【阅读笔记】Practical Lessons from Predicting Clicks on Ads at Facebook

作者：
Xinran He, Junfeng Pan, Ou Jin, Tianbing Xu, Bo Liu, Tao Xu, Yanxin Shi, Antoine Atallah, Ralf Herbrich, Stuart Bowers, Joaquin Quiñonero Candela
Facebook
1601 Willow Road, Menlo Park, CA, United States
{panjunfeng, oujin, joaquinq, sbowers}@fb.com
发布时间：August 24 - 27, 2014

最近准备参加个比赛，复习一下特征选择经典的方法——用GBDT的路径当作是特征，然后再用逻辑回归拟合。感觉facebook技术挺强的，快手现在用的AB test好像也是从facebook学来的。AB test和GBDT+LR这两个方法让人有一种轻巧的感觉，原理并不复杂，但是很巧妙。读完这篇文章让我对GBDT和LR的理解更深刻。

读后感

用已有特征训练GBDT模型，然后利用GBDT模型学习到的树来构造新特征，最后把这些新特征【加入原有特征一起or not】训练模型。构造的新特征向量是取值0/1的，向量的每个元素对应于GBDT模型中树的叶子结点。当一个样本点通过某棵树最终落在这棵树的一个叶子结点上，那么在新特征向量中这个叶子结点对应的元素值为1，而这棵树的其他叶子结点对应的元素值为0。新特征向量的长度等于GBDT模型里所有树包含的叶子结点数之和。

特征选择的另一个常用方法：LASSO去掉没用的特征

文章主要内容：
1.发现GBDT+LR效果好于单独的
2.精确度会随时间衰减（所以需要学习需要online，探究了线性模型最佳学习速率的选择，树模型训练起来太费时间，只把线性模型（LR）Online）
3.准确率随GBDT数目增加下降速度递减，数据量少的时候可能还会overfit，500棵几乎就饱和了
4.特征重要性：前10个特征贡献了一半的特征重要性，最后300个特征贡献不到1%
5.历史特征比上下文特征重要，但上下文特征在冷启动时很重要
6.数据量大所以需要下采样，100%-10% Uniform subsampling只影响很少的准确度，更少的话准确度会影响变大。Negative down sampling最后计算结果CTR还需要做纠正

体会：
- GBDT的缺点是不方便在线学习，优点是鲁棒性强
- LR的缺点是对异常值敏感，优点是可以在线学习

实现：
训练时可以将一半数据用来训练GBDT，一般用来将训练好的GBDT选择好的特征来训练LR
P.S. sklearn中的GBDT的apply可以给出叶子节点的编号，实现起来挺方便的

ABSTRACT

In this paper we introduce a model which combines decision trees with logistic regression, outperforming either of these methods on its own by over 3%, an improvement with significant impact to the overall system performance.（DT+LR）

We then explore how a number of fundamental parameters impact the final prediction performance of our system. Not surprisingly, the most important thing is to have the right features; Picking the optimal handling for data freshness, learning rate schema and data sampling improve the model slightly, though much less than adding a high-value feature, or picking the right model to begin with.（特征比模型调参重要）

1. INTRODUCTION

We begin with an overview of our experimental setup in Section2.

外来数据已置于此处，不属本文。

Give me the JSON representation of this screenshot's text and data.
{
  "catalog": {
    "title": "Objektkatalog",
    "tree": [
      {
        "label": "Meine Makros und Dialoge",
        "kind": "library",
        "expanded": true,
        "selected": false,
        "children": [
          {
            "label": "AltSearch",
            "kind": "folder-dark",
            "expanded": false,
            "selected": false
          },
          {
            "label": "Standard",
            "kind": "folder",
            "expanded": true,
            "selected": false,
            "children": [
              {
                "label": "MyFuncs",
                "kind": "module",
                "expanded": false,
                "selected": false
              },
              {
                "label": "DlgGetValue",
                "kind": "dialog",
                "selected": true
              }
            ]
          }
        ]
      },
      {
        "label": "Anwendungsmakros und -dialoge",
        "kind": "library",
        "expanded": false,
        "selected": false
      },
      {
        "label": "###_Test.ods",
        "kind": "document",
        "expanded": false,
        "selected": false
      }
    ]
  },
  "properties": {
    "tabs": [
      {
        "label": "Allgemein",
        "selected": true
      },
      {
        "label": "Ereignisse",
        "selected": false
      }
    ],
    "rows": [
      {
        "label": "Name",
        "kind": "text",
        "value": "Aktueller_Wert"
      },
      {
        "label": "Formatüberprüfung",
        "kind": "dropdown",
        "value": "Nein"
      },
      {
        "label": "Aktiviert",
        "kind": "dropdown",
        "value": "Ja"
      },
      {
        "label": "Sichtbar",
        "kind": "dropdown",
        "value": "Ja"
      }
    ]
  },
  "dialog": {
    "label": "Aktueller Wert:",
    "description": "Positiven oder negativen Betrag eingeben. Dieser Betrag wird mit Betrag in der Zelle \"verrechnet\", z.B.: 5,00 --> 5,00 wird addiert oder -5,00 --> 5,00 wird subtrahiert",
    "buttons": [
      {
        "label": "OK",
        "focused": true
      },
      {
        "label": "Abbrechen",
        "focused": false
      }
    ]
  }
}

In Section 3 we evaluate different probabilistic linear classifiers and diverse online learning algorithms. In the context of linear classification we go on to evaluate the impact of feature transforms and data freshness. Inspired by the practical lessons learned, particularly around data freshness and online learning, we present a model architecture that incorporates an online learning layer, whilst producing fairly compact models.（整合了在线学习层）

Section 4 describes a key component required for the online learning layer, the online joiner, an experimental piece of infrastructure that can generate a live stream of real-time training data.

Lastly we present ways to trade accuracy for memory and compute time and to cope with massive amounts of training data.（在线学习层大量数据下trade accuracy for memory and compute time）

In Section 5 we describe practical ways to keep memory and latency contained for massive scale applications.

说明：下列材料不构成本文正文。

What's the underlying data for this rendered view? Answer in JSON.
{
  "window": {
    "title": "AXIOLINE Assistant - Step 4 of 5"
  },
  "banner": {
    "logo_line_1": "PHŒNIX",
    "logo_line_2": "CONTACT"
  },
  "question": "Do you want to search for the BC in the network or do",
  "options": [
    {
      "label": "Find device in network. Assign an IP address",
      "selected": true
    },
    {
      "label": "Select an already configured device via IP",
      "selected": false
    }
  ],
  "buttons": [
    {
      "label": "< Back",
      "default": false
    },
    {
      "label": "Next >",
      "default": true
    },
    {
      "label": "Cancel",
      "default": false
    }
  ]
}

In Section 6 we delve into the tradeoff between training data volume and accuracy.（数据量和准确性之间的权衡）

2. EXPERIMENTAL SETUP

Evaluation metrics: Since we are most concerned with the impact of the factors to the machine learning model, we use the accuracy of prediction instead of metrics directly related to profit and revenue. In this work, we use Normalized Entropy (NE) and calibration as our major evaluation metric.

$NE=\frac{-\frac{1}{N}\sum_1^N(\frac{1+y_i}{2}log(p_i)+\frac{1-y_i}{2}log(1-p_i))}{-(plog(p)+(1-p)log(1-p))}$

Calibration is the ratio of the average estimated CTR(click through rate) and empirical CTR.

Note that, Area-Under-ROC (AUC) is also a pretty good metric for measuring ranking quality without considering calibration.
In a realistic environment, we expect the prediction to be accurate instead of merely getting the optimal ranking order to avoid potential under-delivery or overdelivery.(希望跟准确的预测避免输出过多或过少)
NE measures the goodness of predictions and implicitly reflects calibration. For example, if a model overpredicts by 2x and we apply a global multiplier 0.5 to fix
the calibration, the corresponding NE will be also improved even though AUC remains the same.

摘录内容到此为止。